What the witness meant by “taking and handling the pork,” as plainly appears from the course of dealing and all the evidence, was to close it out on the differences in market quotations; to his profit if the market advanced; to the loss of his margins if it receded. This accords with all his testimony, a part of which is quoted above. It is impossible to find otherwise upon the evidence. The legend above the blackboard was unnecessary if transactions were legal. Besides, Mr. Cross, who was in charge of the blackboard and received the order, testified, “I never delivered any pork to Mr. Carey and never intended to. It was all done on the margin basis. There was no sale of any stock, pork, wheat or corn in any of these deals.” We conclude from the undisputed facts of this case, as shown by the evidence, that the transaction out of which the balance claimed by the plaintiffs was evolved is in plain violation of the statute.
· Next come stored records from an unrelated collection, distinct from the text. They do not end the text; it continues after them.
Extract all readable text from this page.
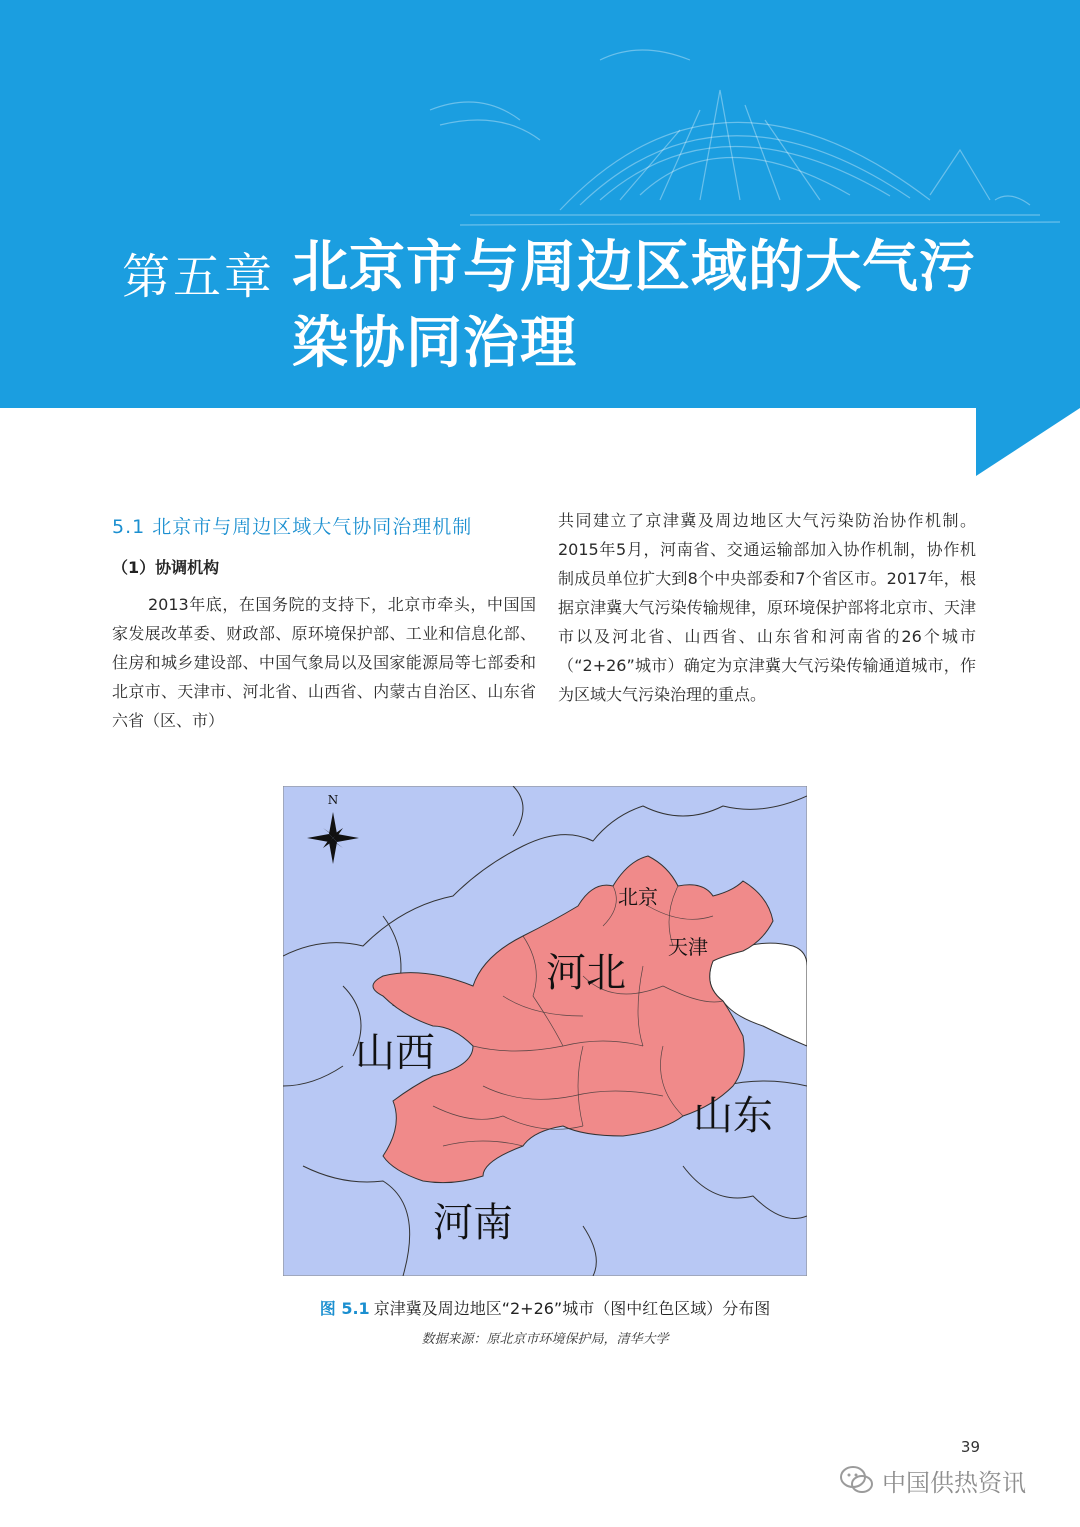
第五章 北京市与周边区域的大气污染协同治理
5.1 北京市与周边区域大气协同治理机制
（1）协调机构

2013年底，在国务院的支持下，北京市牵头，中国国家发展改革委、财政部、原环境保护部、工业和信息化部、住房和城乡建设部、中国气象局以及国家能源局等七部委和北京市、天津市、河北省、山西省、内蒙古自治区、山东省六省（区、市）

共同建立了京津冀及周边地区大气污染防治协作机制。2015年5月，河南省、交通运输部加入协作机制，协作机制成员单位扩大到8个中央部委和7个省区市。2017年，根据京津冀大气污染传输规律，原环境保护部将北京市、天津市以及河北省、山西省、山东省和河南省的26个城市（“2+26”城市）确定为京津冀大气污染传输通道城市，作为区域大气污染治理的重点。

N
北京
天津
河北
山西
山东
河南
图 5.1 京津冀及周边地区“2+26”城市（图中红色区域）分布图
数据来源：原北京市环境保护局，清华大学
39
中国供热资讯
No parties appear in this transaction except the plaintiffs, the defendant, and Mr. Cross, through whom the orders were given and the margins paid, and who may be dropped out of sight in determining the rights and liabilities of the parties in this action. The parties mutually engaged in an illegal deal, condemned by public policy and by the statute. Each hoped to gain by the transaction. The defendant, we must suppose, did gain at least by the amount of commissions received. The plaintiffs gained over $5000 by their wager, actually paid, and would gain in addition the balance sued for if the court could enforce the illegal venture. Upon well-settled principles of equity it will not assist either party to compel the other to keep his promise. The following language in the syllabus of Setter v. Alvey, 15 Kan. 157, is deemed pertinent:

“Where both parties to a contract void as against public policy are equally at fault, the law will leave them where it finds them. If the contract be still ex-ecutory, it will not enforce it, nor award damages for its breach. If already executed, it will not restore the price paid nor the property delivered.”

A promissory note made in renewal of another given to cover margins in a gambling transaction in grain prohibited by the statute in question is void between the parties. (Hutchins v. Stanley, 88 Kan. 739, 129 Pac. 1180.)

(See, also, Washer v. Bond, 40 Kan. 84, 19 Pac. 323, and Dolson v. Hope, 7 Kan. 161, syl. ¶ 3.)

The judgment is.reversed and the cause remanded with directions to sustain the demurrer to the evidence.